A private kindergarten in northern Baoshan district for children, which does not require kids to hold a Shanghai hukou, or permanent residency for enrollment, is receiving complaints from neighbors worried about the conditions being provided to the kids.

A group of residents in the Shangda Jufeng Garden compound have filed complaints with their neighborhood committee about the conditions are also upset by the loud noise coming from the kids playing at Baby Kindergarten, which is housed in one of the residential apartments.

Families living nearby in the remote suburban community said that too many children, aged 3 to 5, are being cramped into tiny quarters, while the kids are also subject to poor hygiene practices.

When this Global Times reporter walked in assuming the role of a parent interested in sending a child to the school, there were more than 20 students in a room that is no more than 20 square meters in size.

With the windows closed and empty bottles and quilts piled in the corner, the scent of sweat and urine lingers in the three rooms.

Three-year-olds take naps on wooden boards, while the older kids sleep at their desks.

A woman surnamed Chen, whose grandson attends the school, said the kids are brought outside when it is sunny.

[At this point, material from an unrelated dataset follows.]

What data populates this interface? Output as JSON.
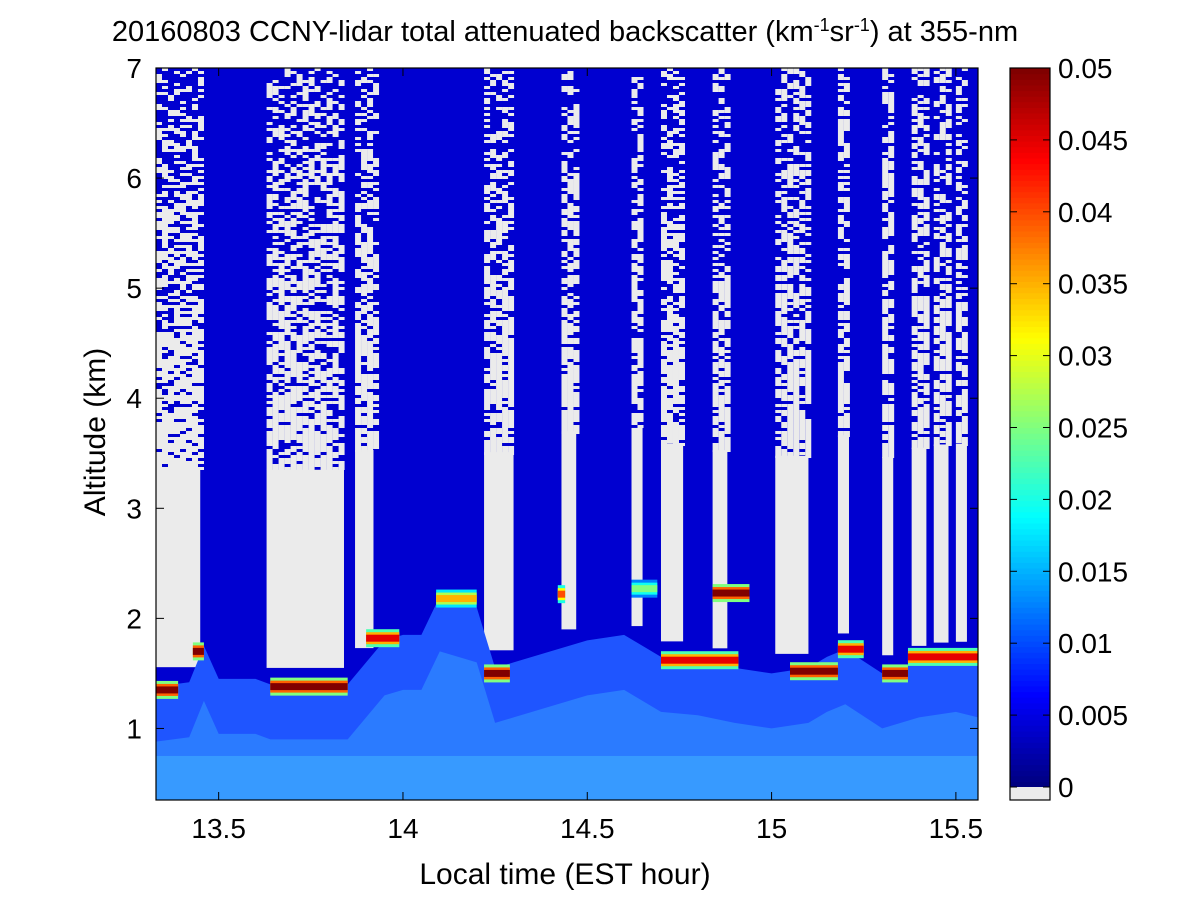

She added that the family prefers to send their child to a better school, but the 300- yuan ($44) monthly fee, which includes lunch for her grandson every day, is all her family from Anhui Province, without a Shanghai hukou, can afford.

According to Chen, the majority of the kids enrolled are children of migrant workers, who also cannot afford the price of private kindergartens, which on average charge over 1,000 yuan ($146) per month.

The neighborhood committee, which does not have the authority to force the kindergarten to shut down, or move out, said that it is aware the kindergarten offers inadequate service to the some 60 children enrolled.

She also admitted that several residents living close by have complained about noise from the children who laugh and play loudly every day.

"We go to the kindergarten once a week to ask them to leave, but the owner never listens to us," the Party secretary of the neighborhood committee, who declined to disclose her identity, told the Global Times Saturday.